LB: Do you remember the name and the personality of the first character you ever created?
AK: It might not have been the very first, but the first I can remember was a rabbit in my one act play when I was six. I coloured an A4 piece of paper yellow and made my poor father stick it to his shirt as a costume.
LB: Do you have any unusual writing habits?
AK: I often write from first person, and plan as if I were an actor preparing for a role. I like to write work that’s as honest as it can possibly be, which entails knowing the character inside and out, and ‘becoming’ that character while writing. I suppose you could say that’s a bit unusual, even a little unorthodox, especially when I often write about very emotionally complex characters and situations, for example, I wrote a piece about a school shooting based on the letters and journals of the Columbine High shooters. Keeping myself in check mentally has come through trial and error, and a lot of practice.
LB: Any advice to share with other young writers?
AK: It feels strange to give advice when I’m so new to this myself, but I suppose I would say to believe in your ability, but accept your imperfections with open eyes and no delusion. Be both your biggest fan and worst critic.
LB: How do you approach a new story? With a clear plan of the narrative, or is it more of a ‘well, let’s see how this goes’, sort of approach?
AK: It depends. The idea for the book I’m currently working on came very much from our current political and social landscape and therefore took quite a bit of research, planning and structuring. More intimate works I tend to get myself into an emotional headspace and thrash it out with no structure whatsoever.
LB: Are you a procrastinator? A keen procrastibaker? An avid procrasticleaner?
AK: I am the queen of procrastination. Buzzfeed is an evil, evil place for people like me.
LB: ‘Kill your darlings’ – easier said than done?
AK: Tough question. Sometimes it’s easy and sometimes it’s just downright painful. As I am my own worst critic, I tend to agree with most criticism of my work. It’s the few ones I don’t agree with that hurt to kill, especially when it’s something that has come from the really personal experience of ‘being’ that character for the time I was writing. But at the end of the day, it’s about what’s best for the piece and for the experience of those who read it, so you do what you have to do.
LB: Is there one particular author or book that you look to as a source of inspiration for your own writing?
AK: There are way too many to just name one. Although I’m inspired by many writers, such as Dr. Seuss, Tolkein, John Green, Ray Bradbury, Meg Rosoff and J.K Rowling (odd mix, I know!), my writing isn’t inspired by them. I’m inspired by their greatness, by their approaches to writing, but they aren’t a direct influence on my style.

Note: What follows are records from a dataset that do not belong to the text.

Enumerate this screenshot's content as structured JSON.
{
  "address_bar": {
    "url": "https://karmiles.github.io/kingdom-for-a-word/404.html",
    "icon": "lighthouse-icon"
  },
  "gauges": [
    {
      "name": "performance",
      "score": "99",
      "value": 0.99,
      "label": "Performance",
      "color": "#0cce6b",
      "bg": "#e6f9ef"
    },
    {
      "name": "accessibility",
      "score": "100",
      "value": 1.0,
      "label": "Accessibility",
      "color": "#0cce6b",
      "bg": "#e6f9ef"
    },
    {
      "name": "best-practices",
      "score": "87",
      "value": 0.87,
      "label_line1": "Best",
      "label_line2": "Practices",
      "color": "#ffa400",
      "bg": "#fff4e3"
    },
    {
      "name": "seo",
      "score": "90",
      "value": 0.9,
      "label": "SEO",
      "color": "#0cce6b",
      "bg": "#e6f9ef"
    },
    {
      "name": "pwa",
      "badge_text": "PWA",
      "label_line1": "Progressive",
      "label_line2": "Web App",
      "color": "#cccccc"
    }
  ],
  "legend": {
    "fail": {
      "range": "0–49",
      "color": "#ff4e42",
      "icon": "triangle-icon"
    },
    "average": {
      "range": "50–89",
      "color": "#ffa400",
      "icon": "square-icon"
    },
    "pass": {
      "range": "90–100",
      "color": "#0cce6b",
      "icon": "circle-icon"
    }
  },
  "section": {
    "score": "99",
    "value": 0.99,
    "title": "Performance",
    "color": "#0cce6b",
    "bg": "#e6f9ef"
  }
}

LB: Any advice for those stuck in a reading or writing slump?
AK: If you’re a writer who struggles with ‘writer’s block’ as much as I do, try a change of scenery. I hit a wall with the book I’ve been adding to for a few years, so I took a trip out to Stanthorpe in the dead of winter. The combination of below zero temperatures, gorgeous scenery and wine made for a pretty great creative environment. If you can afford the petrol money and a few nights’ accommodation, I’d definitely recommend it.
LB: What are you reading at the moment? Any recommendations?

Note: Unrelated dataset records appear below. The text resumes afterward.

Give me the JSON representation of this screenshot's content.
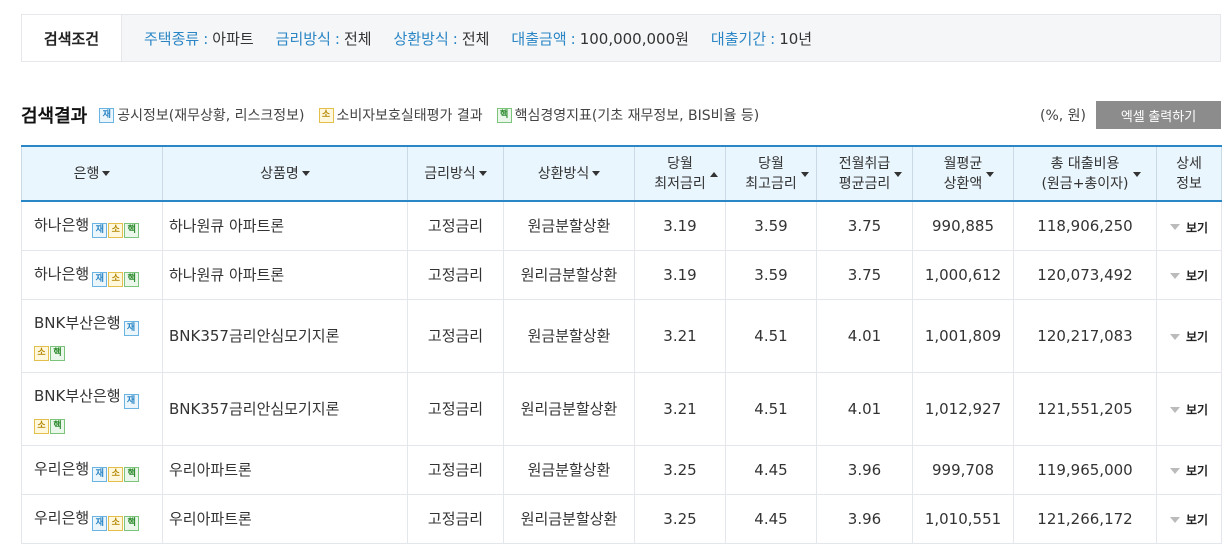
{
  "search": {
    "title": "검색조건",
    "conditions": [
      {
        "label": "주택종류",
        "value": "아파트"
      },
      {
        "label": "금리방식",
        "value": "전체"
      },
      {
        "label": "상환방식",
        "value": "전체"
      },
      {
        "label": "대출금액",
        "value": "100,000,000원"
      },
      {
        "label": "대출기간",
        "value": "10년"
      }
    ],
    "separator": ":"
  },
  "results": {
    "title": "검색결과",
    "legends": [
      {
        "badge": "재",
        "text": "공시정보(재무상황, 리스크정보)"
      },
      {
        "badge": "소",
        "text": "소비자보호실태평가 결과"
      },
      {
        "badge": "핵",
        "text": "핵심경영지표(기초 재무정보, BIS비율 등)"
      }
    ],
    "unit": "(%, 원)",
    "excel_label": "엑셀 출력하기"
  },
  "table": {
    "headers": {
      "bank": "은행",
      "product": "상품명",
      "rate_type": "금리방식",
      "repay_type": "상환방식",
      "min_rate_1": "당월",
      "min_rate_2": "최저금리",
      "max_rate_1": "당월",
      "max_rate_2": "최고금리",
      "avg_rate_1": "전월취급",
      "avg_rate_2": "평균금리",
      "monthly_1": "월평균",
      "monthly_2": "상환액",
      "total_1": "총 대출비용",
      "total_2": "(원금+총이자)",
      "detail_1": "상세",
      "detail_2": "정보"
    },
    "badges": {
      "jae": "재",
      "so": "소",
      "haek": "핵"
    },
    "view_label": "보기",
    "rows": [
      {
        "bank": "하나은행",
        "product": "하나원큐 아파트론",
        "rate_type": "고정금리",
        "repay_type": "원금분할상환",
        "min_rate": "3.19",
        "max_rate": "3.59",
        "avg_rate": "3.75",
        "monthly": "990,885",
        "total": "118,906,250"
      },
      {
        "bank": "하나은행",
        "product": "하나원큐 아파트론",
        "rate_type": "고정금리",
        "repay_type": "원리금분할상환",
        "min_rate": "3.19",
        "max_rate": "3.59",
        "avg_rate": "3.75",
        "monthly": "1,000,612",
        "total": "120,073,492"
      },
      {
        "bank": "BNK부산은행",
        "product": "BNK357금리안심모기지론",
        "rate_type": "고정금리",
        "repay_type": "원금분할상환",
        "min_rate": "3.21",
        "max_rate": "4.51",
        "avg_rate": "4.01",
        "monthly": "1,001,809",
        "total": "120,217,083"
      },
      {
        "bank": "BNK부산은행",
        "product": "BNK357금리안심모기지론",
        "rate_type": "고정금리",
        "repay_type": "원리금분할상환",
        "min_rate": "3.21",
        "max_rate": "4.51",
        "avg_rate": "4.01",
        "monthly": "1,012,927",
        "total": "121,551,205"
      },
      {
        "bank": "우리은행",
        "product": "우리아파트론",
        "rate_type": "고정금리",
        "repay_type": "원금분할상환",
        "min_rate": "3.25",
        "max_rate": "4.45",
        "avg_rate": "3.96",
        "monthly": "999,708",
        "total": "119,965,000"
      },
      {
        "bank": "우리은행",
        "product": "우리아파트론",
        "rate_type": "고정금리",
        "repay_type": "원리금분할상환",
        "min_rate": "3.25",
        "max_rate": "4.45",
        "avg_rate": "3.96",
        "monthly": "1,010,551",
        "total": "121,266,172"
      }
    ]
  },
  "colors": {
    "accent": "#2b86c5",
    "header_bg": "#eaf6fd",
    "excel_btn": "#8c8c8c"
  }
}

AK: Currently reading Farenheit 451 by Ray Bradbury, and it’s just excellent. Such a well-crafted story, and really makes you think. Up next is American Sniper, which I want to get through before I see the film. Have heard so many mixed (and passionate) reviews on it, so can’t wait!

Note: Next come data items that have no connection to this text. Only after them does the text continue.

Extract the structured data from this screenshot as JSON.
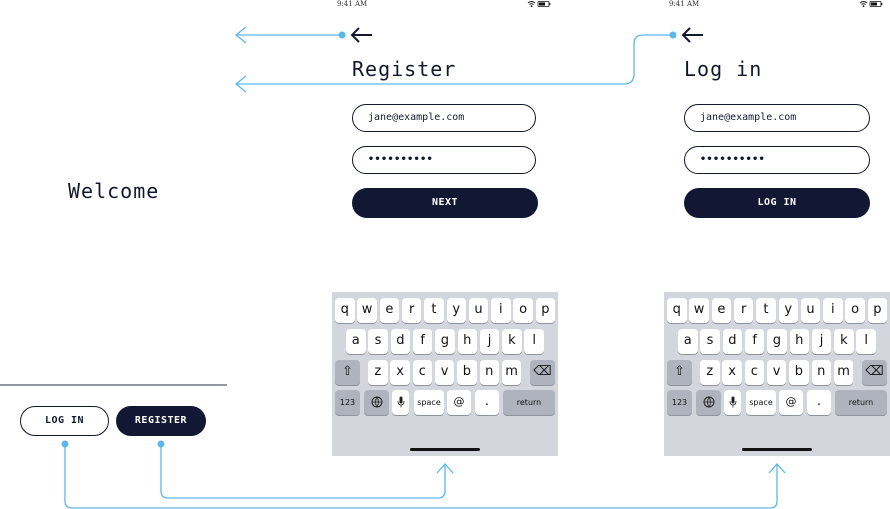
{
  "colors": {
    "accent": "#5cb7ea",
    "dark": "#121833",
    "keyboard": "#d3d6dd"
  },
  "welcome": {
    "title": "Welcome",
    "login_label": "LOG IN",
    "register_label": "REGISTER"
  },
  "register": {
    "time": "9:41 AM",
    "back_icon": "arrow-left-icon",
    "title": "Register",
    "email_value": "jane@example.com",
    "password_value": "••••••••••",
    "next_label": "NEXT"
  },
  "login": {
    "time": "9:41 AM",
    "back_icon": "arrow-left-icon",
    "title": "Log in",
    "email_value": "jane@example.com",
    "password_value": "••••••••••",
    "login_label": "LOG IN"
  },
  "keyboard": {
    "row1": [
      "q",
      "w",
      "e",
      "r",
      "t",
      "y",
      "u",
      "i",
      "o",
      "p"
    ],
    "row2": [
      "a",
      "s",
      "d",
      "f",
      "g",
      "h",
      "j",
      "k",
      "l"
    ],
    "row3": [
      "z",
      "x",
      "c",
      "v",
      "b",
      "n",
      "m"
    ],
    "num_label": "123",
    "space_label": "space",
    "at_label": "@",
    "dot_label": ".",
    "return_label": "return"
  }
}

Abby Kong is a Law/Creative and Professional Writing student in Queensland, and feels very awkward writing about herself in the third person. She is a relatively new writer, and would use this space to discuss her previous publications and accolades if there were any (which there aren’t). At eighteen years old, she hopes to expand her writing abilities, finish her novel manuscript and graduate Law without the help of a therapist.